It’s been a rough few months for Donald Trump in his efforts to appeal to many Republican voters but it looks like they are finally coming home after months of flagging support threatened to put the White House out of reach.
Trump’s candidacy has been deeply divisive within Republican ranks, drawing fire from senior office-holders such as Speaker Paul Ryan (R-Wis.), past presidential nominees including Mitt Romney and Sen. John McCain (R-Ariz.), and numerous conservative pundits.
From The Hill
Now, as Republicans face up to the specter of a Hillary Clinton presidency, Trump’s numbers are on the rise. But polling experts caution that he is still a few points shy of where he needs to be.
David Winston, a GOP pollster, noted that the party’s 2012 nominee Mitt Romney received 93 percent support from voters who identified as Republican, according to exit polls. In most current polls, Trump is a notch lower.
“He was pretty consistently — up to a couple of weeks ago — clearly underperforming,” Winston said of Trump. “One of the things you’ve seen is that he has slowly got back to somewhere between 85 and 90 percent [of Republican voters]. But he’s still a bit short.”
Winston said that there had been several factors working in Trump’s favor of late. He said some party loyalists had finally completed the process of “working through the fact that they were unhappy he was the nominee.” Trump has also been relatively disciplined on the campaign trail recently, while Clinton has been pushed onto the defensive by a surprise FBI statement about newly discovered emails.
Patrick Murray, director of the Monmouth University Polling Institute, acknowledged that the GOP nominee had not persuaded all Republican voters, but said he has made progress.
“Reverting to type would assume some normal behavior and we are not seeing that,” Murray said. “But you have seen Trump picking up some support from certain segments of the electorate that tend to vote for Republicans — such as white, working-class women, where Hillary Clinton remains stronger than average [for a Democrat] but Trump has been able to gain.”
Polling data underlines the point.
Two of the main tracking polls, from ABC News/Washington Post and IBD/TIPP, saw Trump moving up within the past couple of weeks.
The first IBD tracking poll appeared on Oct. 19 and showed Trump receiving the support of 82 percent of Republicans. That figure had climbed to 88 percent by Wednesday. The ABC News/ Washington Post tracker first appeared on Oct. 23, giving Trump 83 percent GOP support. He is now up to 88 percent in the same poll.
Similar dynamics are also seen at the state level. Marist College polls of Florida, conducted for NBC News and The Wall Street Journal, show Trump’s Republican support rising from 76 percent in August to 86 percent one month ago, to 88 percent in the most recent survey, conducted just before Clinton was hit with the FBI announcement. In the same organization’s polling of North Carolina, he rose through those same dates from 80 percent to 86 percent to 89 percent.

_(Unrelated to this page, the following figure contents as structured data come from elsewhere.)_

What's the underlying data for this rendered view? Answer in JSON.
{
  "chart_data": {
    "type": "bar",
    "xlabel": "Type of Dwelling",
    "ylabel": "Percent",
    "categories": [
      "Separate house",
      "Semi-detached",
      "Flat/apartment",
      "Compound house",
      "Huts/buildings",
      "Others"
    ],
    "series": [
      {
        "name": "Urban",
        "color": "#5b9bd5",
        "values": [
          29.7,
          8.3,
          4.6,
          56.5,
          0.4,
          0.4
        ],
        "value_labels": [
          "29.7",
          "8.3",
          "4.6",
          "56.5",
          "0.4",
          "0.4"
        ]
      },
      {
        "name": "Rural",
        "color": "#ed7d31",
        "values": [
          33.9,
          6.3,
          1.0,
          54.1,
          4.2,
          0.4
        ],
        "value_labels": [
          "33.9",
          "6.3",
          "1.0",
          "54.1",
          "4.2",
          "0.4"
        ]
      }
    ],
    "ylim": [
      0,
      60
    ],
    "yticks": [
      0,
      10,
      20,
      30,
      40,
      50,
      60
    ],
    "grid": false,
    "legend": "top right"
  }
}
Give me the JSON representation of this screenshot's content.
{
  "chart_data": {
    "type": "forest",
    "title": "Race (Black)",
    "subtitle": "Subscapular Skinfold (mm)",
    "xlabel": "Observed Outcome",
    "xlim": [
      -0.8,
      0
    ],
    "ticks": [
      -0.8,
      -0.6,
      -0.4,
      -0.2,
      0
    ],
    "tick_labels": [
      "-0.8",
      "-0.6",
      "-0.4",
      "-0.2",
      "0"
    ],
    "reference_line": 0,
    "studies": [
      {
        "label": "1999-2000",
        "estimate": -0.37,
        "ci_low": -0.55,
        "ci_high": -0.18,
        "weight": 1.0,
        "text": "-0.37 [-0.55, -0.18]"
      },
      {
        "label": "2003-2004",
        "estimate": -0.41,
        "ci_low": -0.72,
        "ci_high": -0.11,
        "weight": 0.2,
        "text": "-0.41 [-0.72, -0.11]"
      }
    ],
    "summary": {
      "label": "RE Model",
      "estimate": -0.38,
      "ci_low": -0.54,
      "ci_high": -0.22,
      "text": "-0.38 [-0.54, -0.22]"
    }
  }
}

There are other factors to Trump’s rise among Republicans, insiders say. Key among them is the contribution made by his running mate, Indiana Gov. Mike Pence.
Pence, with his unimpeachable conservative credentials, has one job above all others: To bring wayward Republicans into the fold.
Marc Short, a senior adviser to the VP nominee, told The Hill that a speech Pence delivered about ObamaCare in Philadelphia Tuesday was as much about ObamaCare as it was about “using ObamaCare as a vehicle to make the appeal for Republicans to come home.”
“Donald Trump has obviously struck a chord with a lot of Americans and has won an enormous amount of independent support — particularly among blue collar workers and people who are fed up with Washington,” Short said.
“But we’re still working to consolidate the Republican Party,” he added. “Mike is uniquely positioned. … He has a lot of friendships and associations and is able to uniquely make the appeal as to why this election cycle is so important and why it’s important for Republicans to come home.”